초록
말쥐치육 단백질의 가수분해물로 합성한 plastein을 식품단백질원으로서 고도이용 가능성을 구명하기 위하여 그의 기능성을 FPC 및 egg albumin과 비교 검토하였으며, 아울러 SEM에 의한 plastein 형상도 관찰하였다. 용해도는 plastein이 FPC 보다 용해도가 월등히 높았고, Glu-papain plastein은 pH변화에 관계없이 용해도가 $95\%$이상으로 높았으나 Leu-papain plastein의 용해도는 매우 낮았다. 가열시간이 길어짐에 따라 FPC는 용해도가 감소하는 경향을 보였으나 Glu-papain plastein은 가열시간에 관계없이 용해도가 $81\%$이상이었다. 분산성은 Glu-papain plastein과 protease plastein이 egg albumin의 그것과 비슷하였으나 ekfms plastein은 다소 분산성이 낮았다. 보수력은 FPC가 egg albumin보다 낮았으며, 지방흡수력은 Leu-papain plastein이 1.88ml/g으로 가장 높았고, 다른 plastein은 egg albumin의 그것과 비슷하였다. 유화성은 Leu-papain plastein이 $61.2\%$로 가장 높았으나 Glu-papain plastein은 $50.7\%$로 가장 낮았다. 유화안정성도 이와 같은 경향이었다. 포말성은 Leu-papain plastein과 Glu-papain plastein이 각각 $373\%,\;360\%$로 egg albumin의 $130\%$ 보다 우수하였다. 포말안정성은 모든 plastein이 50시간 이후에 소실되어 egg albumin의 36시간에 비해 높았다. 점도는 모든 plastein이 egg albumin에 비해 낮았다. SEM을 통해 본 plastein의 형상은 처리한 효소 종류에 따라 다소 차이를 보였으며, Glu-papain plastein과 Leu-papain plastein은 다른 plastein에 비해 특이한 부드러운 형상을 나타내었다.

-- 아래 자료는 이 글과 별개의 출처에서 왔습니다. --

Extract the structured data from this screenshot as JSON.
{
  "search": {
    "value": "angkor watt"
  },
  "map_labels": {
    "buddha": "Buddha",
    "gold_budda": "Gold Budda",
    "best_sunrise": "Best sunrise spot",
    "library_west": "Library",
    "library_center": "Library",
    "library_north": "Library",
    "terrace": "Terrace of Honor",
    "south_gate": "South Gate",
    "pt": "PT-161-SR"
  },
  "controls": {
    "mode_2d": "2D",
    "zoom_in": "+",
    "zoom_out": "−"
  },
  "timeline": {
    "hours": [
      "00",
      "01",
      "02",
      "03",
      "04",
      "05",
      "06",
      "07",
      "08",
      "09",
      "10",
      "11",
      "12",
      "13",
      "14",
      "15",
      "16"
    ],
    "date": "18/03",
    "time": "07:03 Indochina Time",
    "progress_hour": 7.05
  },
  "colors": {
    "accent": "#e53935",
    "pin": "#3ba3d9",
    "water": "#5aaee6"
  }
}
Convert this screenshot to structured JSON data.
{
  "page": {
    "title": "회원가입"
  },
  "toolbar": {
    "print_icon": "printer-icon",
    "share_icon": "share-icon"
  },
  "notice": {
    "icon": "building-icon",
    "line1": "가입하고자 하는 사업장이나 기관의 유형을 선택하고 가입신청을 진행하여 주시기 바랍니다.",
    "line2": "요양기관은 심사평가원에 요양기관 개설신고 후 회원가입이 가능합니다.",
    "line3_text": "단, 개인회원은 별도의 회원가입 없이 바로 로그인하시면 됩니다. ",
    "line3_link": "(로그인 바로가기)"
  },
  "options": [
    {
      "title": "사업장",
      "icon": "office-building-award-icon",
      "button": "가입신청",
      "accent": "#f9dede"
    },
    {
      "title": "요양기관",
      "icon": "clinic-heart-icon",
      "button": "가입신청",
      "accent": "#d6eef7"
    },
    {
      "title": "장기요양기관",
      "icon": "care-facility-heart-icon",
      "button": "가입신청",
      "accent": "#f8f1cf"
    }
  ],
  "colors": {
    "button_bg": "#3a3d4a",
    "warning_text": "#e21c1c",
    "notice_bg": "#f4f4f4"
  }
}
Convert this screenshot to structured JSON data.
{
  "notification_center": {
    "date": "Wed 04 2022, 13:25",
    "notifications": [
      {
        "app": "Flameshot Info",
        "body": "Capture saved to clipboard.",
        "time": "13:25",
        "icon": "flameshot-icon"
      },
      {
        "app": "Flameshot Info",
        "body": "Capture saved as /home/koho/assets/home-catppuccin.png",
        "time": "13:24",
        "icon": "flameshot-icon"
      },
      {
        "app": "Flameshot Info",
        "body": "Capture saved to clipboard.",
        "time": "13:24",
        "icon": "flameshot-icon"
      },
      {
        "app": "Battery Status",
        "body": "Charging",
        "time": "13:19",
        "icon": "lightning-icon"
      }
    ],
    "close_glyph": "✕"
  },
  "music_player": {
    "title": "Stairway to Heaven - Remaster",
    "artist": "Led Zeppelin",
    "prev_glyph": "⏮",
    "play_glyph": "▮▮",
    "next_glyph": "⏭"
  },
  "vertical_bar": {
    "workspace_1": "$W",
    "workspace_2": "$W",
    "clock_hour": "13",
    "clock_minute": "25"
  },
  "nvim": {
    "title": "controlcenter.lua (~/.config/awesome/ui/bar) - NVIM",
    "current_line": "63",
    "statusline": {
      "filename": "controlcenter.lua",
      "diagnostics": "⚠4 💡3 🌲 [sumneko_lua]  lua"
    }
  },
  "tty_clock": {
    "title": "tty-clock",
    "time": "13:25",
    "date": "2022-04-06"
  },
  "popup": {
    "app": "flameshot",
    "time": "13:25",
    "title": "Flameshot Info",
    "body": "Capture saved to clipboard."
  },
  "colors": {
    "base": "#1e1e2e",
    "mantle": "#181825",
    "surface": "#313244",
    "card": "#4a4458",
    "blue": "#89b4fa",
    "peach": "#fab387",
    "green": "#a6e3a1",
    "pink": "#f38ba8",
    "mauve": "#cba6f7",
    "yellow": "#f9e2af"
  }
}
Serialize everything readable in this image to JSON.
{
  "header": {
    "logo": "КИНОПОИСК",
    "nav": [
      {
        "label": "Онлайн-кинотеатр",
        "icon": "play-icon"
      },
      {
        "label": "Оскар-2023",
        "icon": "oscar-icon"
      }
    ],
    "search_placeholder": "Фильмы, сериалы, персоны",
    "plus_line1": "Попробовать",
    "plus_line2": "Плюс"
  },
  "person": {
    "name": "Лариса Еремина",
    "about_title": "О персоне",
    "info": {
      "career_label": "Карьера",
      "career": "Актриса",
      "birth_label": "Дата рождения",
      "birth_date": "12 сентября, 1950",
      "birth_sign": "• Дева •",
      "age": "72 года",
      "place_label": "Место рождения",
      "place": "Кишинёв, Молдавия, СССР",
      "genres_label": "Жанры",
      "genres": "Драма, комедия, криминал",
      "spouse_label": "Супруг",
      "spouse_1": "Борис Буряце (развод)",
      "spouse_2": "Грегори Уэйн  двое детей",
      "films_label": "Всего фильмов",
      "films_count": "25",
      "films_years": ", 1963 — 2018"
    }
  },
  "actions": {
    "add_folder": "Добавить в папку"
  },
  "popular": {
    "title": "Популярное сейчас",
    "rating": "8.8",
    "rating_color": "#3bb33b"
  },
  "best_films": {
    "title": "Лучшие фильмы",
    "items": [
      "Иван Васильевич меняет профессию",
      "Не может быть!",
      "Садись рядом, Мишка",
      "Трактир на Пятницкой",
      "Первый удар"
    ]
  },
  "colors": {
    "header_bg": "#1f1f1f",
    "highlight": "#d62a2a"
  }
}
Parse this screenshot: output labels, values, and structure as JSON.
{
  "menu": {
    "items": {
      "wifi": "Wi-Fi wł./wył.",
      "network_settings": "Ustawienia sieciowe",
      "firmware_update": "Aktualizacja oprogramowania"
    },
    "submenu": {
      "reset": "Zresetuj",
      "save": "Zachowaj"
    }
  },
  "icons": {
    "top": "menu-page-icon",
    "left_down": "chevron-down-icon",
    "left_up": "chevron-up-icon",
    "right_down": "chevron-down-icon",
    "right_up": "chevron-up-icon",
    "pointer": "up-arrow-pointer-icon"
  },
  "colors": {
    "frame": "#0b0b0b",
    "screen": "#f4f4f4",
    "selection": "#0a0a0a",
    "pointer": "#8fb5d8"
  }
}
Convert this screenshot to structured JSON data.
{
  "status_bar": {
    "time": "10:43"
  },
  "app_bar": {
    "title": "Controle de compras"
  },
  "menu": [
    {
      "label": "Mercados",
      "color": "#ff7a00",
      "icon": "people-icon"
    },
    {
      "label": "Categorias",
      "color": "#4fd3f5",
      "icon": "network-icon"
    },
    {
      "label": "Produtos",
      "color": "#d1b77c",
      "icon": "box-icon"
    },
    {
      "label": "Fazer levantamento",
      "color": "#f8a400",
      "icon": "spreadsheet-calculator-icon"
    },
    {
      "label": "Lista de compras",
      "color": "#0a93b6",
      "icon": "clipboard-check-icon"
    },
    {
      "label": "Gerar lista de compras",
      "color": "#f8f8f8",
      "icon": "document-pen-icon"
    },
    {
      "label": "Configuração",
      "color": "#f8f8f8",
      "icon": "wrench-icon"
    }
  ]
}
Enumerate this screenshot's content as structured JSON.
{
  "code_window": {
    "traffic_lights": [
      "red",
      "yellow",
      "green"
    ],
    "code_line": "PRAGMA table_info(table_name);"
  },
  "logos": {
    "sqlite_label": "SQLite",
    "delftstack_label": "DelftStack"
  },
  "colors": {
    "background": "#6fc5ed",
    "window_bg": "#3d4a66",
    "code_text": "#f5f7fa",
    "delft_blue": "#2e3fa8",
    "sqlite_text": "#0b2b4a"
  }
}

Plasteins were synthesized from a peptic filefish protein hydrolysate by papain, $\alpha-chymotrypsin$ and protease(from Streptomyces griceus) under the optimum conditions of previous paper. L-glutamic acid diethylester and L-leucine ethylester were incorporated into plastein during the plastein reaction by papain. The structural changes of freeze-dried filefish meat, peptic hydrolysate, FPC and plasteins were observed by Scanning Electron Microscopy(SEM). The functional properties of plasteins also were measured. The solubility of plasteins was higher than that of FPC and the Glu-plastein had $95\%$ solubility in the range of pH 3-10. The dispersibility of Glu-plastein and protease plastein was similar to that of egg albumin, but those of the other plasteins were lower. The water holding capacity of plasteins was lower than that of egg albumin and C. Lipid absorption of Leu-plastein was tile highest, holding 1.80 ml/g, and that of the other plasteins was similar to that of egg albumin. The emulsifying activity of Leu-plastein was the highest, holding $61.2\%$, and that of Glu-plastein was the lowest, holding $50.7\%$. The emulsifying stability of plasteins was similar to that of the emulsifying activity. The emulsifying capacity of Leu-plastein was 384 ml/g(the highest), but that of Glu-plastein and $\alpha-chymotrypsin$ plastein was 248 ml/g(the lowest). The Leu-plastein shelved the highest foaming capacity, $373\%$. The foaming capacity of other plasteins was higher than that of egg albumin. The foaming stability of plasteins was superior to that of egg albumin. The viscosity of plasteins was lower than that of egg albumin. The microstructure of $\alpha-chymotrypsin$ plastein by SEM wassimilar to that of papain plastein, but other plasteins showed differences in their microstructure. The microstructure of Glu-plastein had a smooth shape.